Friday, December 4, 2009

Adrian Belew: The Guitar As Orchestra


ADRIAN BELEW: THE GUITAR AS ORCHESTRA (1995)

1) Score Without Film; 2) Portrait Of The Guitarist As Your Drum; 3) Piano Recital; 4) Laurence Harvey's Despair; 5) Piano Ballet; 6) Rings Around The Moon; 7) Seven E Flat Elephants Eating Acacia Of A C# Minor Forest; 8) If Only; 9) Alfred Hitchcock's "Strangers On A Train" Starring Robert Walker; 10) Finale; 11*) Stage Fright.

We cannot say that we have not been warned. The album cover glows with the extended title: "Experimental Guitar Series, Vol. 1: The Guitar As Orchestra". Considering that Belew's guitar playing had always been experimental, even on his pop albums, a title like that should inevitably lead one to the question: «If this is 'Experimental Guitar Vol. 1', then do we presume that every­thing before it, in the guy's eye, was 'Non-Experimental'?»

Presumably. For many people, 'experimental' in music is nearly synonymous with 'unusual' or 'weird', i. e. 'a way of playing music that strays away from conventional approaches'. Which is, of course, hardly the basic meaning of the term: 'having the characteristics of experiment', i. e. 'an operation or procedure carried out under controlled conditions in order to discover an unknown effect or law' (Webster). The Guitar As Orchestra fully confirms to this definition and is, as a result, utterly and intentionally unlistenable as "music".

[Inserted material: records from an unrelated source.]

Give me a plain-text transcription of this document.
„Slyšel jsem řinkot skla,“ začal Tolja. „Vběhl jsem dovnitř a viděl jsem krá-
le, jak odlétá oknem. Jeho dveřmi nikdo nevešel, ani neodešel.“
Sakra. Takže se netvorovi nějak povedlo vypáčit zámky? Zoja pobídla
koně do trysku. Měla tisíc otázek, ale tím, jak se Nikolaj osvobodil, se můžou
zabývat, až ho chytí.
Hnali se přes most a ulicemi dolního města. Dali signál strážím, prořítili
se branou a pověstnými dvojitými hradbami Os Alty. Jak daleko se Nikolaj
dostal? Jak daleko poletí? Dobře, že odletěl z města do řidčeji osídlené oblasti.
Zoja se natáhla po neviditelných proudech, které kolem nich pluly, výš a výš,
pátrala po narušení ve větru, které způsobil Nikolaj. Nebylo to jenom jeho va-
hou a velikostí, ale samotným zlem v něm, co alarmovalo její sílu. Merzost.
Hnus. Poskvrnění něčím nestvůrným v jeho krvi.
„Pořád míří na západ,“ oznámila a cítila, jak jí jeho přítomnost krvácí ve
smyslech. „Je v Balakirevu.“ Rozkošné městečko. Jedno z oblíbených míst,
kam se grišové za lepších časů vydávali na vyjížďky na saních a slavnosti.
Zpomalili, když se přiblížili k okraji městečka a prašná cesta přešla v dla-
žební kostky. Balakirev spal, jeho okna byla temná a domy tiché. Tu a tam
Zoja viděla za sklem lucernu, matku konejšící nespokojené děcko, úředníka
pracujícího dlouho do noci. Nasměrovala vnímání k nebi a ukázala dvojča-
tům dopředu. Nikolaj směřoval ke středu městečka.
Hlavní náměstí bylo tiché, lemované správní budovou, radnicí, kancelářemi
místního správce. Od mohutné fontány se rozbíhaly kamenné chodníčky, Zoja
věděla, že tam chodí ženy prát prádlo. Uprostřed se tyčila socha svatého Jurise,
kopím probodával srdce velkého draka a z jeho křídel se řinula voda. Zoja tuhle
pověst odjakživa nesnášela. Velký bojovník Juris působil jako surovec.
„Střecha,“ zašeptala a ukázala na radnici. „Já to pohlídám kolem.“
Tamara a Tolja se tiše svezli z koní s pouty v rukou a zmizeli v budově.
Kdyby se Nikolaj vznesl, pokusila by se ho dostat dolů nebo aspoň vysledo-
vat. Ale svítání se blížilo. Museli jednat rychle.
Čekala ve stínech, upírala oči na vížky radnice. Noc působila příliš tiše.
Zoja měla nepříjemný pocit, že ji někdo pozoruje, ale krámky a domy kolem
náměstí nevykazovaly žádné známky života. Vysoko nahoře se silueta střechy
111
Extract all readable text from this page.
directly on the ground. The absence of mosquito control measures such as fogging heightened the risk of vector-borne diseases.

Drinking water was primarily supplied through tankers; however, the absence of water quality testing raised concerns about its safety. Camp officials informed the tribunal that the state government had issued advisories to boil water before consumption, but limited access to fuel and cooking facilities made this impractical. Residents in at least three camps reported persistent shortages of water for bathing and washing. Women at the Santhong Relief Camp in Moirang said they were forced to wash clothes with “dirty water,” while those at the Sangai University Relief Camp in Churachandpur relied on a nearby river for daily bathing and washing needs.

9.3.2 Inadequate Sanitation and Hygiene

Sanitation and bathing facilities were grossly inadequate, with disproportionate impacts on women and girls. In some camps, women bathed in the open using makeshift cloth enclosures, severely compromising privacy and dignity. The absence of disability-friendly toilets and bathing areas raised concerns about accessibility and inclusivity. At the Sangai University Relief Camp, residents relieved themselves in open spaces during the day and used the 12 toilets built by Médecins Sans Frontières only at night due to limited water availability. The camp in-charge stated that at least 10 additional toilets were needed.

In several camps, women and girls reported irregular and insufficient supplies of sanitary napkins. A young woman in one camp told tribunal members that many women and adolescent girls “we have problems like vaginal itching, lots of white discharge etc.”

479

But it is fairly intriguing as "experiment". Using a wide range of pedals, guitar synthesizers and processors, Belew makes his guitar sound like violins, cellos, harps, or­gans, chimes, and, above all, pianos, playing either in the "modern classical" or the "mini­malist am­bient" styles. I would say that the title is somewhat misleading: the guitar is actually very rarely used as an "orchestra" — most of the pieces are played with just one or two leading "fake instruments", so the word should rather be understood here as signifying "a whole heck of different stuff".

I do not suppose that any of these tracks have any serious musical vision behind them. Of course, just how good Adrian is at "modern classical" is something you will have to decide on your own; my organism produces no emotional response whatsoever to that kind of music, be it Varèse, Schoenberg, Zappa, or Belew. But something tells me — for instance, the near-total lack of ad­miration expressed for the record on the part of «super-cool» music aficionados — that history will probably not be placing him on the same level with the other three.

His ambient panoramas work somewhat better, but even here he presents no threat to great masters of the style. There is nothing on the level of his own 'Guernica' from Desire Caught By The Tailthese images, no matter how complex and twisted their titles may be, lack a language of their own. The titles are, in fact, the most telling element on here: 'Portrait Of The Guitarist As A Young Drum' is a pretty good mirror image of the guitarist, who does indeed behave as a young drum on most of the tracks.

As a pure experiment, though, the album achieves its goals admirably — to the point that you can always capitalize on its surprise value as long as you still have an uninitiated friend or two. Then you can invite him to your house, play him 'Alfred Hitchcock's 'Strangers On A Train'', and, once he is properly worked up to the point of shouting 'Cut it out, this Nazi guy should be shot for fuckin' butche­ring that piano!', triumphantly object 'What piano? That's no piano — that's a guitar! Don't tell me you can't tell the difference between guitar and piano!' That will certainly be one great way to assert your musical authority, and you can thank Adrian Belew for guidance. I actu­ally tried it out once. What do you know, it worked.